Barry fell silent also, his mind filled with the memory of the man he had seen back there at the curb. Ivan Alexandranoff. Felinelike, sinister.
Chapter IV
Olga Cassarova — Spy
In Barry’s rooms at the Plaza they had a drink, and fell to yarning of old times. Lunch was sent up, and they ate it there, with a bottle of wine, and talked on.
Sight of his kit bags stirred Barry’s memory, and as they sat there, he told of the happening on board the ship.
Dan listened with interest. “That razor blade,” he asked at the last, “do you still have it?”
“I think so.” Barry got up and crossed the room, and felt in the pocket of the suit he had worn the day he came ashore. The box was there, just as he had picked it up and pocketed it when he left the cabin. He gave it to Dan.
Dan walked to the window with it, and stared at the shiny surface of the blade. “You have a good print here all right,” he said. “Unfortunately, it would be pretty hard to get any one to believe your story now. She could swear that you found the blade in the passage, or even in her room. She might reverse the charges against you.” He smiled slightly.

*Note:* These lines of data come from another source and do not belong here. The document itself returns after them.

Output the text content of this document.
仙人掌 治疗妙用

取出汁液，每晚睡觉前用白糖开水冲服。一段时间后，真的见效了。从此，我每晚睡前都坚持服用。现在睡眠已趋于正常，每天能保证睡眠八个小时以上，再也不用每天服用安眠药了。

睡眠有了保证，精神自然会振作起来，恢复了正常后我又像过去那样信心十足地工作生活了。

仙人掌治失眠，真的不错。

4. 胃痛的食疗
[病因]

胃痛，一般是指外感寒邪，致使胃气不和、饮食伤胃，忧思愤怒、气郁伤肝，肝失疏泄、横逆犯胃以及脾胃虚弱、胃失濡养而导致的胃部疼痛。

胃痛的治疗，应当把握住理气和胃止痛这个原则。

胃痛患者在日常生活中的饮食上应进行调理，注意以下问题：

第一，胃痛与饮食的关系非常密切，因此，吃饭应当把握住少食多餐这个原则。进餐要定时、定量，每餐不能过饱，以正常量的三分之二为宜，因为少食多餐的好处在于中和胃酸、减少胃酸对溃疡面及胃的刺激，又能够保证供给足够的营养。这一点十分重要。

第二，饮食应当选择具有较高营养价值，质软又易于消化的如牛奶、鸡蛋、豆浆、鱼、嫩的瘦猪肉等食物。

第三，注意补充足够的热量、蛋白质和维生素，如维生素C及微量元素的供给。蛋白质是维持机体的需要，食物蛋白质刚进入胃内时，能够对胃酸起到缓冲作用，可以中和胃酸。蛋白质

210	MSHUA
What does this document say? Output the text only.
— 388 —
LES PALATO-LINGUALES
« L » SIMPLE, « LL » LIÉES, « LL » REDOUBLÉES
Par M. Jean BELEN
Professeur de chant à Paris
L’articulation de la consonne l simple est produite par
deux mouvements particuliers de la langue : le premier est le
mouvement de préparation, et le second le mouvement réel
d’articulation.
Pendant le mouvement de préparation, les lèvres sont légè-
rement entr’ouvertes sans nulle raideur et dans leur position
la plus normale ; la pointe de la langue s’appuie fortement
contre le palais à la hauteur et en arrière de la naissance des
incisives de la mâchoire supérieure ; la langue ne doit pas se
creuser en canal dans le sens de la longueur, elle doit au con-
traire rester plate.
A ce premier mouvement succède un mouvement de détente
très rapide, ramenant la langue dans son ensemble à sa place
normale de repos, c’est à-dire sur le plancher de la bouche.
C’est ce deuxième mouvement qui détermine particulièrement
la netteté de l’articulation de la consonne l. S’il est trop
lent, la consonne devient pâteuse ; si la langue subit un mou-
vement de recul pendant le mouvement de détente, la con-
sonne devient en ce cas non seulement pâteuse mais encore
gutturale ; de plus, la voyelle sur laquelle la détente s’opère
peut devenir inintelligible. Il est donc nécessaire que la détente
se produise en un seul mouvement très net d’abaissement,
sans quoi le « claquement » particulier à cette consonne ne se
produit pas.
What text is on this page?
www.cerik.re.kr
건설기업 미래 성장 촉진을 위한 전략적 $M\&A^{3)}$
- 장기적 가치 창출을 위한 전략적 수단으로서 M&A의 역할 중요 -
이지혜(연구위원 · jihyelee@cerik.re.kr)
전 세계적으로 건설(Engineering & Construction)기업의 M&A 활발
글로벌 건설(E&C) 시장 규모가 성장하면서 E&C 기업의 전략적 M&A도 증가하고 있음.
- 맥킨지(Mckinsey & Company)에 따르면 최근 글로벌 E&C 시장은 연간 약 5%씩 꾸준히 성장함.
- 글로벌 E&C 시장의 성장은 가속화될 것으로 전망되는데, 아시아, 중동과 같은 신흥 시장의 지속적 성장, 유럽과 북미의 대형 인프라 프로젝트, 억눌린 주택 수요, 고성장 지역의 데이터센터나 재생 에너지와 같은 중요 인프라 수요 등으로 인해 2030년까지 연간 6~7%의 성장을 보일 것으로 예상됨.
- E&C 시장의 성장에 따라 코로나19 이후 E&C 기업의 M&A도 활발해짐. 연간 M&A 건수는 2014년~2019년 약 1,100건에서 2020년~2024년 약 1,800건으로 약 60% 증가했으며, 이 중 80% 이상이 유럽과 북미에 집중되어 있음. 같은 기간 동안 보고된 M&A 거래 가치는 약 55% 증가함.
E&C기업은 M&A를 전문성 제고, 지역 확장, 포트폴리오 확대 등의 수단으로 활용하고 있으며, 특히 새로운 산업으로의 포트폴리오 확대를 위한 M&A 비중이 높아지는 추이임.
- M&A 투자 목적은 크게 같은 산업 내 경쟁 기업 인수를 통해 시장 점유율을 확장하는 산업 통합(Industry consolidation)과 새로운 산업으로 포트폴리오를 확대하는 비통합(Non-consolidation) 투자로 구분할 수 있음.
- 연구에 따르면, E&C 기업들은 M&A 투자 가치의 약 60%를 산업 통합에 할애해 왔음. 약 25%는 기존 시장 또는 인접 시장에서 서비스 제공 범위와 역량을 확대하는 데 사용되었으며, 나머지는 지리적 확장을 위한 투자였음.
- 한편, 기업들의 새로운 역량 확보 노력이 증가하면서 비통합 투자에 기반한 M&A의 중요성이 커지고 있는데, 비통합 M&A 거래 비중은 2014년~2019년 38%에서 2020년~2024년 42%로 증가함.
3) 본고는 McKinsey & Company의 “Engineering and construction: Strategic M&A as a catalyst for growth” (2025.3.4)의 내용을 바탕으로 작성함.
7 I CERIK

Barry shrugged. “I have no intention of doing anything about the matter. I would have proceeded at once if I had.”
“Why didn’t you?”
“I don’t know myself,” Barry admitted. “There was something about her. And she seemed to be in trouble anyway.”
Dan pursed his lips. “Probably a moll who travels the shipping lines all the time. She must have thought you had something valuable along.”
“But I didn’t. And there was no mark on my bags. That’s the only thing that she could have cut with the blade. She seemed to have plenty of time to cut if she had been minded to. Curtains were down, door locked, and all.”
“By me,” Dan said with a shake of his head, and he closed the box and handed it back. “You say the man who nabbed her was named Harris?”
“That’s what she called him. And he called her Olga. I couldn’t find out anything else.”
Dan looked up sharply. “Olga?” he echoed. “Did you hear her last name?”
“No.”
Dan pursed his lips, and took a turn up and down the room. “It must be the same girl,” he said, more to himself than to Barry.